En cinq ans, la vente illégale de tabac a littéralement explosé. En Gironde, une mère et son fils, originaire de Libourne, vont comparaître devant la justice pour avoir alimenté un vaste trafic de cigarettes de contrefaçon dans la région via les réseaux sociaux. Initialement prévu ce 14 octobre, le procès est reporté.
C’est ainsi que débute une information de France 3 Nouvelle-Aquitaine que nous reprenons.

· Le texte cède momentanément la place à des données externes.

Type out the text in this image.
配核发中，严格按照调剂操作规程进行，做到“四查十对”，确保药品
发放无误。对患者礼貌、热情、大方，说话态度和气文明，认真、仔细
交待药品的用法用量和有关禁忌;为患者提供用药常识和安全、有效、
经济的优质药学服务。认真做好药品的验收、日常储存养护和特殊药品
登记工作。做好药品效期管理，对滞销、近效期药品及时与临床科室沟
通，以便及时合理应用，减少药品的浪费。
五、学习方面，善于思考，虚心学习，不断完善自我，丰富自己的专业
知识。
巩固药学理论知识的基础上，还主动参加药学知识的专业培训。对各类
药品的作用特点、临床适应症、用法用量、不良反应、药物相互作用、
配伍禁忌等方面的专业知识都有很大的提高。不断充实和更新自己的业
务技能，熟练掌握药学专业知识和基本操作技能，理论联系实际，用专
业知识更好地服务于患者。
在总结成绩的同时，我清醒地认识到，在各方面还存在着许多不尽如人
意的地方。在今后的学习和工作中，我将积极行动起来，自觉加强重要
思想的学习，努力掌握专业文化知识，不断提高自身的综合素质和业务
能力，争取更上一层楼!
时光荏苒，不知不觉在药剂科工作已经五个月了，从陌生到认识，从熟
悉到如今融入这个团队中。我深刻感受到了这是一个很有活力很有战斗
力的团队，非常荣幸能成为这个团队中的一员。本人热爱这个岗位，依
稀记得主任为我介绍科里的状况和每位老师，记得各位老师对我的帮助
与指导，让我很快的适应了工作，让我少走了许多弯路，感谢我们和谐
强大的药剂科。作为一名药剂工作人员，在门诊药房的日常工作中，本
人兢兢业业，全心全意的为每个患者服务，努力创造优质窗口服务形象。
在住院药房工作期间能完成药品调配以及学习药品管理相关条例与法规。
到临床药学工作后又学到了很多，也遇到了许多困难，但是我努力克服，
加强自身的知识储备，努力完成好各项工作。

Le fils achetait des cartouches sur Telegram pour les revendre via son compte Snapchat, un business lucratif mené avec sa mère.
Plusieurs centaines de cartouches de contrefaçon et des dizaines de milliers d’euros en liquide ont été saisies à leur domicile.

« Le fils achetait 1 200 euros le carton de 50 cartouches, ce qui fait la cartouche à 25 euros. Puis, il la revendait à 40 euros, ce qui fait 15 euros de bénéfices par cartouche », précise Daniel Bruquel, expert et chef du service prévention du commerce illicite chez Philip Morris France, partie civile.

Telegram, Snapchat, Instagram, Facebook sont désormais des canaux alimentant le trafic de cigarettes de contrebande en France. Faciles à commander sur les réseaux sociaux, les paquets de cigarettes contrefaites coûtent seulement entre 3 et 5 euros, contre 12,50 euros dans les bureaux de tabac. La profession est dépassée par le phénomène qui ne cesse de croître depuis le confinement.

« On va avoir les canaux de distribution qui sont Marketplace, Snapchat, Insta, où il y a des codes qui vous amènent tout de suite à des cartouches de cigarettes, ou des paquets de cigarettes, avec de la livraison de façon immédiate. Ils sont parfaitement organisés pour ces canaux », décrit Antoine Bairras, buraliste du centre-ville de Bordeaux et président de la fédération des buralistes de la Gironde. Rassemblant 520 professionnels, elle s’est également portée partie civile dans l’affaire de trafic de Libourne.

Comment endiguer ce trafic sur les réseaux sociaux ? Les buralistes demandent des garde-fous, comme l’instauration de filtres sur les plateformes en ligne afin de repérer et surtout « empêcher la communication » entre consommateurs et trafiquants, ce qui pourrait freiner le marché parallèle. Celui-ci coûte cher à l’État et aux buralistes : le manque à gagner serait de l’ordre de 2 à 3 milliards d’euros.

Une solution partagée par le chef du service prévention du commerce illicite chez Philip Morris France.
« La loi interdit la vente de cigarettes sur les réseaux sociaux. Donc, Facebook ou Snapchat devraient être en capacité de dépister proactivement les contenus qui sont illégaux, comme ils le font déjà pour les propos injurieux. Il doit y avoir la même chose aujourd’hui sur les trafics de cigarettes ».